A note for the interested: patient effort can be sensed in one of two ways, either pressure-triggering or flow-triggering. As the patient tries to breathe, they will suck on their airway, creating negative pressure; by exceeding a set threshold (say, -2 cm H2O), the breath can be initiated. Alternately, and with perhaps less effort for the patient, the breath can be triggered by the patient generating a certain amount of flow (say, 2 LPM), regardless at what pressure.

Typically, respiratory therapists set the trigger type and threshold, trying to minimize work by the patient (for comfort) while avoiding accidental or false triggering. However, occasionally it’s worth fiddling.

Whatever the case, you see now that in AC, a breath can be triggered either by time (if there is no patient effort before the timer runs out), or by the patient (by sucking at the tube and generating pressure or flow). Either way, they get a mechanically-defined breath.

Can we offer the patient still more control? We can, with…

Synchronized Intermittent Mandatory Ventilation (SIMV)

Like AC, SIMV allows a set respiratory rate. Like AC, when the timer on the rate runs out, a mechanical breath will be delivered.

And like AC, it allows patient-initiated breaths before it’s time for the next time-triggered breath. However, it differs from AC in how those breaths are delivered. Spontaneous breaths are patient-defined rather than ventilator-defined.

Timed breaths have the tidal volume and other traits we selected. Spontaneous, patient-triggered breaths have no such requirements; they will be whatever the patient generates on their own.

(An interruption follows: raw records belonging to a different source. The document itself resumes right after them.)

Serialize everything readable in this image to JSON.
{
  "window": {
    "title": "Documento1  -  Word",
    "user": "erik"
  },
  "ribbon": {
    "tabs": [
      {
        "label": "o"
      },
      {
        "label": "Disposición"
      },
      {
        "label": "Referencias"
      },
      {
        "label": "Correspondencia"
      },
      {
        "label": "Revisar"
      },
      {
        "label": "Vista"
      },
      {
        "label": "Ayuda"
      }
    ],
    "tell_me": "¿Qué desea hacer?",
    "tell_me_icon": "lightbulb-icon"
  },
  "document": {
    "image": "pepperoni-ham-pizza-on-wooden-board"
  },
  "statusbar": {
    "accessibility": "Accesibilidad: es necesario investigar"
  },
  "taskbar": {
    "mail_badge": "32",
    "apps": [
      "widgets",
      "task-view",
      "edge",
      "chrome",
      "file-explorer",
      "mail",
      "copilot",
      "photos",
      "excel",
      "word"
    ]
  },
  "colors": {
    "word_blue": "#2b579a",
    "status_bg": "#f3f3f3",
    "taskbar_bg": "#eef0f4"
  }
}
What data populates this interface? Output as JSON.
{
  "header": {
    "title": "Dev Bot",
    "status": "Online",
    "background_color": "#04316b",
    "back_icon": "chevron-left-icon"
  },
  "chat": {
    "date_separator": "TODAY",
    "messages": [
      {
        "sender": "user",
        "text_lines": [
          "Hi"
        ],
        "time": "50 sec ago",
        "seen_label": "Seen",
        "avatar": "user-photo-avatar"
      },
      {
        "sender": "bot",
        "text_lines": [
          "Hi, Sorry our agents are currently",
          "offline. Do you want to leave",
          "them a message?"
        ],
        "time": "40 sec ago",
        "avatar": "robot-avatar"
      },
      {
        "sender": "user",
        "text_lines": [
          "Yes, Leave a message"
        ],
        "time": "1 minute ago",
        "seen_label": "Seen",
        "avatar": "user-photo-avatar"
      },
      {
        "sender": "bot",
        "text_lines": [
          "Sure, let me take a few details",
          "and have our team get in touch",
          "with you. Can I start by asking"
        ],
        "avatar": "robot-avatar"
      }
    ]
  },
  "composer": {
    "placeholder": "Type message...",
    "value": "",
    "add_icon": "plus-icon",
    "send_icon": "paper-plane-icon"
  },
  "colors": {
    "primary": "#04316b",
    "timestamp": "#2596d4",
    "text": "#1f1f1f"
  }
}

They will have no set tidal volume, no set inspiratory time, no set flow. They will only have the FiO2 (which does not change), the set PEEP between breaths (which does not change), and if desired, we can offer them some pressure support to assist their breath (more on this later). Otherwise, they’re on their own.

Unlike in AC, the spontaneous breath is morphologically different from the time-triggered breaths, and produces only the volume and duration generated by the patient. It has not reset the timer for the next timed breath.

Does the timer reset when the patient triggers a breath? No! If it did, the patient could trigger frequent tiny, useless breaths, and if they did so frequently enough, they would never receive a full vent breath.

However, if a patient-triggered breath occurs close enough to a machine breath—often within a time window of about 30% of the respiratory cycle, or around .5 seconds—then the vent will turn that breath into a full machine breath (just like AC) and reset its timer. This is what makes it “synchronized” IMV; without this feature, the vent would wholly ignore the patient breaths, and could easily “stack” a machine breath on top of a patient breath, causing patient discomfort and an unsafe tidal volume.

SIMV came into vogue with the perception that it was a healthy blend of full support—since it mandated a minimum amount of ventilation—and patient effort, since patient-triggered breaths were totally spontaneous and patient-defined. This was thought to “keep patients strong” and improve comfort by limiting patient-ventilator dyssynchrony. It was even used as a method of weaning: by gradually dialing down the set rate, the patient would be forced to take more and more unassisted spontaneous breaths, until they were breathing wholly on their own, at which point they could be extubated.

This fell somewhat out of favor with the publication of data suggesting that “SIMV weans” were no safer than other methods and mostly just prolonged intubation time. However, some providers are still fond of SIMV, particularly for patients with healthy lungs, such as many in the surgical population.